The main regional cities should rightly have new powers and some fiscal economy. This is great news. However, a lot of this is institutional and structural, and is skirting round issues for the vast majority of places. In times of less money, cuts and faltering growth - what is the local economic and regeneration approach to places (including neighbourhoods and areas within regional cities)? Remember many places and parts of city regions were struggling, even when we had growth pre 2008.
Across all party conferences, I was on the look out for answers which went beyond new structures and institutions and small scale funds. I found some fragments and snippets. I heard some pithy dissection of the issues, critiques of past approaches and an acknowledgement that there was work still to be done on a new approach. However, a new compelling narrative for Local Economic Development and Regeneration? Thought through plans to tackle local labour market and job issues? An strategy to deal with lack of local investment for development? I am afraid not.
Most alarming, is the centralising tendency, that views local economies and local economic development policy, as peripheral, and by implication an inconsequential sub set to the UK economy. This is a problem. Local economies are the component parts to UK Plc. The likelihood of a return to 1980’s type, pre regeneration economies within our city region neighbourhoods, an adrift Barrow, a detached Hastings or a struggling Stoke, are not just local problems, though the pain will certainly be more acutely felt locally. No. These problems, if not morally felt, are in economic terms a drag on the UK economy. We cannot shift UK plc to new forms of manufacturing services, high tech, and a future of sustainable growth, without every part of the UK pulling its weight. We need every place and worker to help. The alternative is just a recipe for casting many places and people adrift.
How do we get the pulse growing stronger again? LEPS are a small part of the answer. They are just a new structure, with little funds, which in some instances lack detail on what they are actually going to do.
We actually need a revolution in local economic thinking and practice. CLES has been calling for some time for a new wave of local economic activism. Private, public and social economies need to forget and get over their differences and forge new local policy and relationships for the benefit of local place. Public bodies need to come together and sweat local spend for the benefit of local economies. Commercial companies need to energise their chambers and trade associations and start innovating with new forms of purchaser and buyer networks, and developing supply chains. The social economy, needs to commercialise wherever possible, and join up with public service delivery in new ways.
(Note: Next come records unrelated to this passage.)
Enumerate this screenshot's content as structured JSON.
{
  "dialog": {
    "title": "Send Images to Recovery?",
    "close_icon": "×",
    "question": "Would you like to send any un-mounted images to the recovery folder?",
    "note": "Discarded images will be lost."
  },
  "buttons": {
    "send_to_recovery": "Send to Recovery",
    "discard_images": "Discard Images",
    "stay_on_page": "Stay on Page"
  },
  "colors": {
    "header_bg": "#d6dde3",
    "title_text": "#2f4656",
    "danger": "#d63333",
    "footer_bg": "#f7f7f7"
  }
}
We require industrial ideas and strategies, which are nuanced and bespoke, which reflect the variation in places. We also need to start thinking about de-growth and steady state strategies and contemplate managing decline.
Above all, all parties needs to stop talking so much about the UK economy as if it was one homogenous thing. They need to start listening, get tuned into local economics and start appreciating the local component parts.